Amino acid dating range
Racemization is the process in which one enantiomer of a compound, such as an L-amino acid, converts to the other enantiomer. An older convention, commonly used by biochemists to describe amino acids and sugars, uses the letters D and L to designate absolute configuration Figure 1. In a laboratory setting, scientists are able to measure the degree of racemization using polarimetry, liquid chromatography, capillary electrophoresis, and mass spectrometry.
drawing illustrating the process of determining the date of a log sample by Aspartic acid (one of the 20 amino acids) is usually extracted from samples for this.
Brown Geoscience Research Institute. Due to the strong dependency of racemization rates on temperature, water concentration, and alkalinity, uncertainties regarding conditions of preservation can leave amino-acid-based age relationships among even similar fossils open to question.
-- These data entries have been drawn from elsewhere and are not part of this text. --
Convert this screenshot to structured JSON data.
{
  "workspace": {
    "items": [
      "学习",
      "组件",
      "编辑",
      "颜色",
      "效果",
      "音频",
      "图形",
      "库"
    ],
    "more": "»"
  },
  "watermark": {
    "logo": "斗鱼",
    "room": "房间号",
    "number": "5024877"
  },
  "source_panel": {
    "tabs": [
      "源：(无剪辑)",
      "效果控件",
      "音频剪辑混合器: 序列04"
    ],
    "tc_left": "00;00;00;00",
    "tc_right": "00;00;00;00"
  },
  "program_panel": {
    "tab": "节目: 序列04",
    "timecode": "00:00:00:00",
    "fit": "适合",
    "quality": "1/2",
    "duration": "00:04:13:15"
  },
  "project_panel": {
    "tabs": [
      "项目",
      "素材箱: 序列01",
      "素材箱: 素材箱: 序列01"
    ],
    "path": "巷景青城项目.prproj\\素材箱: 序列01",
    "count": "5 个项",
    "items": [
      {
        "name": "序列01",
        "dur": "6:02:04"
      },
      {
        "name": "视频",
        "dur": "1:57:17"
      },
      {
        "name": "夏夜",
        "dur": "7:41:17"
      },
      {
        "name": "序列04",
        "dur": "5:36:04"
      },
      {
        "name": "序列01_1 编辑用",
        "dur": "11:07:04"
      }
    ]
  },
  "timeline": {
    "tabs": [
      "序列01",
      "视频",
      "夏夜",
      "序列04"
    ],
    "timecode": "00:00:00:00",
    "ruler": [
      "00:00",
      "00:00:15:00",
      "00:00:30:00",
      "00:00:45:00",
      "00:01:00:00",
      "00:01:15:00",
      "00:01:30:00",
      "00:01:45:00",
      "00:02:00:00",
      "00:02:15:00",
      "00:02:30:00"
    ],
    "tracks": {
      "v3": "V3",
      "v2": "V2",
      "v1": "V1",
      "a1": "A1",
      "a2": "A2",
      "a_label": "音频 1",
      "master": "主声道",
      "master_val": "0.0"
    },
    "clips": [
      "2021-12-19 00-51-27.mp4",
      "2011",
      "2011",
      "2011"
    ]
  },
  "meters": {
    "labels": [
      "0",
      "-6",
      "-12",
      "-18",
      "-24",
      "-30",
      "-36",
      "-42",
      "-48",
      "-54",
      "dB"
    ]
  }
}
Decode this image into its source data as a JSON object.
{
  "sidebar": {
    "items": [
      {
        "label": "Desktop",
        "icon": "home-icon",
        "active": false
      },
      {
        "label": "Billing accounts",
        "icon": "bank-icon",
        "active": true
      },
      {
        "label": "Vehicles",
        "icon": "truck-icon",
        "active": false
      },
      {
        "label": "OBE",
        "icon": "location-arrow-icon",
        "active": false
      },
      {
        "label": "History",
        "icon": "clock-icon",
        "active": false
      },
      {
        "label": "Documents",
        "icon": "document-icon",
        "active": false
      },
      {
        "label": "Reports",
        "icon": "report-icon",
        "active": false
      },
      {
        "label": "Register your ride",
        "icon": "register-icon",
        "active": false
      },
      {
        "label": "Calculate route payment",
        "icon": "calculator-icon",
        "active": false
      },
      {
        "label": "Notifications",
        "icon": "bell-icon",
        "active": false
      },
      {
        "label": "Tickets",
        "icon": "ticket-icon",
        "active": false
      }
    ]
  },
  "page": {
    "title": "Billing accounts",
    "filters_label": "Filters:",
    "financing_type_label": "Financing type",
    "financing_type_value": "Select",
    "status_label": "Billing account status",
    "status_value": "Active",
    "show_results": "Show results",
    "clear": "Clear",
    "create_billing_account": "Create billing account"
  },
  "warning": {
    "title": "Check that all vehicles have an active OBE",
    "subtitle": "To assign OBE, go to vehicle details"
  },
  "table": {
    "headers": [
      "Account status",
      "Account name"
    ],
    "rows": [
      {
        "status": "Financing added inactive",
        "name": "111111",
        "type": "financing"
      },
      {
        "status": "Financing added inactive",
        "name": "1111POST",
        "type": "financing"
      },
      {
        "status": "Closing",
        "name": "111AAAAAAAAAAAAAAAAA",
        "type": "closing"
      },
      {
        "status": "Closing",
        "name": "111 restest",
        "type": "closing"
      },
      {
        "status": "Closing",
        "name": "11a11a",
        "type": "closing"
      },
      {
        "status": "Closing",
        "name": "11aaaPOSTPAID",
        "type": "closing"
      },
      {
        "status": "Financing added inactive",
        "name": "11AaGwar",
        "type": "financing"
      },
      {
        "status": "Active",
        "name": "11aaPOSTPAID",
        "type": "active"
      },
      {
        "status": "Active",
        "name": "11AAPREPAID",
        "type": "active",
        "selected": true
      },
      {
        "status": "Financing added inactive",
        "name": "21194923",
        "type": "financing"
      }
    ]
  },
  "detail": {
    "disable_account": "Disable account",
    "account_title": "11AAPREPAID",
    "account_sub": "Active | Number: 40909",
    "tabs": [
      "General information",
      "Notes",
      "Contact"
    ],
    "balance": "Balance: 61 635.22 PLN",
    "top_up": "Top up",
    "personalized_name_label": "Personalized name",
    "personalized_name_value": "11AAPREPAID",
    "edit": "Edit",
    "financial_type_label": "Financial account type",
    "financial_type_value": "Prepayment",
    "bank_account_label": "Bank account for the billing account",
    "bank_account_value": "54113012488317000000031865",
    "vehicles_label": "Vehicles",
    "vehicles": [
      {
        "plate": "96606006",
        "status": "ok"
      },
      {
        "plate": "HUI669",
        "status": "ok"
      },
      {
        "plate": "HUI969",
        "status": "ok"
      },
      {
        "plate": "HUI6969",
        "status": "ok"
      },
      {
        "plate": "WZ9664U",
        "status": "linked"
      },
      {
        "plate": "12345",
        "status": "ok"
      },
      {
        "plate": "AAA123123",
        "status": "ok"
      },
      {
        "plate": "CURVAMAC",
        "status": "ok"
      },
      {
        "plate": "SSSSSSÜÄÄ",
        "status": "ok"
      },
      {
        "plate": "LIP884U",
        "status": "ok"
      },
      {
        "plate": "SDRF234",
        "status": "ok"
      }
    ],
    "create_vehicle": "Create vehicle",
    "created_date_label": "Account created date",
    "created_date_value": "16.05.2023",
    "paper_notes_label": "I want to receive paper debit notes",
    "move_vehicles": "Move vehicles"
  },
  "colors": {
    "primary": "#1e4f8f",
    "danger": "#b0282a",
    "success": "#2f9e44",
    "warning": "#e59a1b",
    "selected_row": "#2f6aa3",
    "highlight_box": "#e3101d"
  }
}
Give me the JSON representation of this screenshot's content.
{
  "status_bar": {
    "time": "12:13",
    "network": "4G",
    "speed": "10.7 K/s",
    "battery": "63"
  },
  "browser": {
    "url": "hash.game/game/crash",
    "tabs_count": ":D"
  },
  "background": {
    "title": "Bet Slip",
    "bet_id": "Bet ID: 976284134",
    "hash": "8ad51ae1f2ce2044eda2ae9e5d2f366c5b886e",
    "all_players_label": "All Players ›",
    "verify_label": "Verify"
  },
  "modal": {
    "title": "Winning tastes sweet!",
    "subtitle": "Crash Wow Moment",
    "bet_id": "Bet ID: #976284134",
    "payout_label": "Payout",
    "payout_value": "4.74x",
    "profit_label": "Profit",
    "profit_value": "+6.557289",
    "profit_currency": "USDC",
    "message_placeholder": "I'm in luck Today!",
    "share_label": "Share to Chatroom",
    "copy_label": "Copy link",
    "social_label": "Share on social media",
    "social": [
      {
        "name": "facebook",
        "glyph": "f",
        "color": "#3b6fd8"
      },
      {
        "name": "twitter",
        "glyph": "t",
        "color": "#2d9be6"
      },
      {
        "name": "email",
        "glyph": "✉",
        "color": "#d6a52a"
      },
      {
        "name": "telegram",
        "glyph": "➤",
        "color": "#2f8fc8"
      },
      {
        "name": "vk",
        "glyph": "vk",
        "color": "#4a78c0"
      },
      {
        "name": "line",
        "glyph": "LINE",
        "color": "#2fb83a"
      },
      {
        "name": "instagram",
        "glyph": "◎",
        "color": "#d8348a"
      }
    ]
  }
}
The survival of amino acids in fossils from the Paleozoic era and the trend for the apparent racemization rate constant to decrease with conventional fossil age assignment raise a serious question concerning the accuracy with which radioisotope age data have been used to represent the real-time history of fossils.
The instability of the twenty amino acids which are the building blocks of proteins provides a possible means for determining the ages of fossils. A preliminary recognition of this possibility appeared in the scientific literature 30 years ago Abelson Since amino acids have widely varying degrees of stability, after the death of an organism the less stable amino acid components will decompose more rapidly than those which are more stable, producing an amino acid signature that is increasingly distributed toward the more stable components as time progresses Hare and Abelson , Lee et al.
Do you want to find a sex partner? It is very easy. Click here, registration is free!Because of the range of variation among individual members of the same species Hare and Abelson , Hare and Mitterer , King and Hare , Jope , amino acids may be expected to provide at best only a broad indication of fossil age. Uncertainty as to the extent to which modern organisms represent in detail the characteristics of their ancient counterparts introduces additional lack of precision in a fossil age based on amino acid ratios.